Une femme du monde : putain de sa mère

Depuis qu’elle a volé la vedette aux stars de Dix pour cent et décroché un César pour Antoinette dans les Cévennes, autant dire qu’on attend avec une certaine impatience tout projet dans lequel figure Laure Calamy. Fin 2022, elle sera à l’affiche de L’Origine du Mal de Sébastien Marnier. Et cette année, en décembre, elle tient le premier rôle dans Une femme du monde, premier long métrage de la réalisatrice Cécile Ducrocq. Des retrouvailles pour les deux femmes, puisque la première a déjà joué pour l’autre en 2014 dans La Contre-allée, court métrage lui aussi césarisé.
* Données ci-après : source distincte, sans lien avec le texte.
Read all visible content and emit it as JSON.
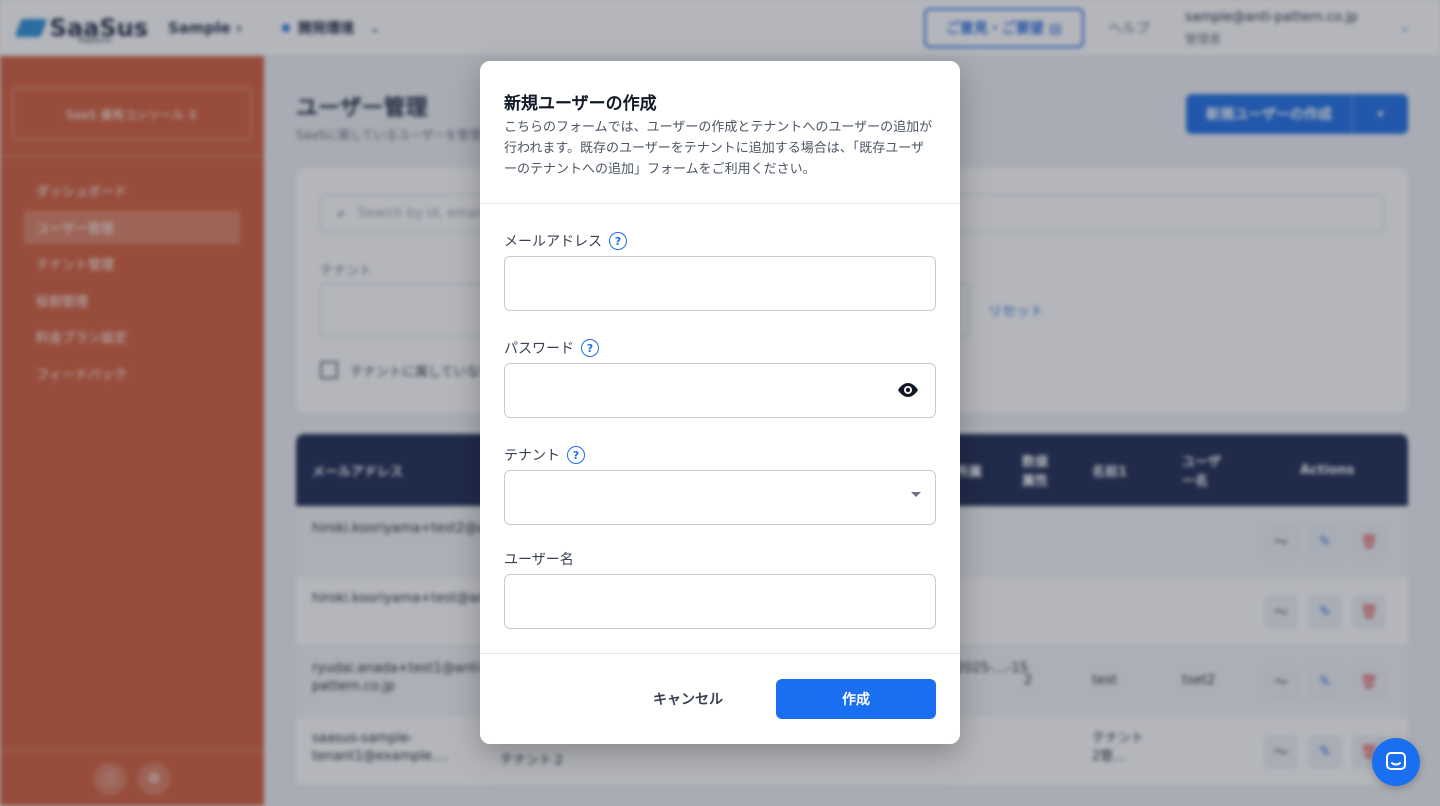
{
  "app": {
    "logo_text": "SaaSus",
    "logo_sub": "Platform",
    "breadcrumb": "Sample ›",
    "env": "開発環境",
    "feedback": "ご意見・ご要望 ▤",
    "help": "ヘルプ",
    "user_email": "sample@anti-pattern.co.jp",
    "user_role": "管理者"
  },
  "sidebar": {
    "console_label": "SaaS 運用コンソール ⇕",
    "items": [
      {
        "label": "ダッシュボード"
      },
      {
        "label": "ユーザー管理"
      },
      {
        "label": "テナント管理"
      },
      {
        "label": "役割管理"
      },
      {
        "label": "料金プラン設定"
      },
      {
        "label": "フィードバック"
      }
    ]
  },
  "main": {
    "title": "ユーザー管理",
    "description": "SaaSに属しているユーザーを管理します。ユーザーは複数のテナントに属することが可能です。",
    "new_user_button": "新規ユーザーの作成",
    "search_placeholder": "Search by id, email",
    "tenant_label": "テナント",
    "reset": "リセット",
    "checkbox_label": "テナントに属していないユーザーを表示",
    "table": {
      "headers": {
        "email": "メールアドレス",
        "col_attr": "所属",
        "num_attr": "数値属性",
        "name1": "名前1",
        "username": "ユーザー名",
        "actions": "Actions"
      },
      "rows": [
        {
          "email": "hiroki.kooriyama+test2@anti-...",
          "num": "",
          "name1": "",
          "username": ""
        },
        {
          "email": "hiroki.kooriyama+test@anti-...",
          "num": "",
          "name1": "",
          "username": ""
        },
        {
          "email": "ryudai.anada+test1@anti-pattern.co.jp",
          "date": "2025-…-15",
          "num": "2",
          "name1": "test",
          "username": "tset2"
        },
        {
          "email": "saasus-sample-tenant1@example....",
          "tenant": "テナント２",
          "num": "",
          "name1": "テナント2管...",
          "username": ""
        }
      ]
    }
  },
  "modal": {
    "title": "新規ユーザーの作成",
    "description": "こちらのフォームでは、ユーザーの作成とテナントへのユーザーの追加が行われます。既存のユーザーをテナントに追加する場合は、「既存ユーザーのテナントへの追加」フォームをご利用ください。",
    "email_label": "メールアドレス",
    "email_value": "",
    "password_label": "パスワード",
    "password_value": "",
    "tenant_label": "テナント",
    "tenant_value": "",
    "username_label": "ユーザー名",
    "username_value": "",
    "cancel": "キャンセル",
    "create": "作成"
  },
  "colors": {
    "accent": "#1a6ff0",
    "sidebar": "#d45f3c",
    "table_header": "#1c2a52"
  }
}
Ces deux films ont une thématique commune : Laure Calamy y incarne une femme prostituée dont la vie perd son équilibre.

Elle s’appelle Marie. Elle se prostitue depuis vingt ans. Quand son fils Adrien, dix-sept ans, met son avenir en péril, sa mère veut à tout prix s’assurer qu’il puisse faire la meilleure école possible. Un institut culinaire privé, aux frais d’inscription exorbitants, qui obligent Marie à multiplier les passes pour espérer réunir la somme requise… D’emblée, Cécile Ducrocq nous plonge dans son quotidien. Marie accueille chez elle l’un de ses clients, cherche à le mettre en confiance, lui demande ce qu’il souhaite faire… Elle prend pleinement possession de ce moment. Tout comme elle assume pleinement d’exercer ce métier : Marie n’a pas de pseudonyme, elle reçoit ses clients chez elle, son fils est au courant. Bref, elle est prostituée et fière.

La prostitution sera en toile de fond de toute l’intrigue, Cécile Ducrocq disséminant quelques séquences sur la situation des travailleur.se.s du sexe aujourd’hui. Manifestation pour la dépénalisation des clients, différences entre prostituées « indépendantes » et travailleuses étrangères exploitées par des macs, écart entre la France et l’Allemagne (l’intrigue jouant sur la frontière entre les deux pays)… Il est établi que la situation de Marie est de plus en plus précaire à cause de nombreux éléments. Contrainte d’aller travailler de l’autre côté de la frontière, où les maisons closes sont légales – et sous contrat, Marie est prête à tous les sacrifices pour le bien de son fils. Comme d’habitude, Laure Calamy impressionne, autant dans son rôle de mère que de femme.

Le film évoque un autre film présent à Deauville : Pleasure, en compétition officielle, sur l’industrie du cinéma pornographique. Marie est témoin du même fétichisme auquel font face les acteur.ice.s porno, en fonction de leur origine ou de leur couleur de peau. Miss Espagne est en vérité russe, et une jeune femme noire est bien évidemment Miss Afrique qui, comme chacun sait (et surtout Hubert Bonisseur de la Bath) est un pays. La sororité qui laisse parfois place à l’égoïsme est là aussi un point commun. Il est cependant dommage que le scénario se voit beaucoup plus programmatique dans son histoire de famille – les engueulades entre la mère et le fils trouvant une résolution bien trop rapide, quitte à se demander un peu pourquoi Laure Calamy se donne bien tant de mal…

Une femme du monde, par Cécile Ducrocq. En salles françaises le 8 décembre 2021. Présenté lors de la 47e édition du Festival de Deauville dans la catégorie « Fenêtre sur le cinéma français ».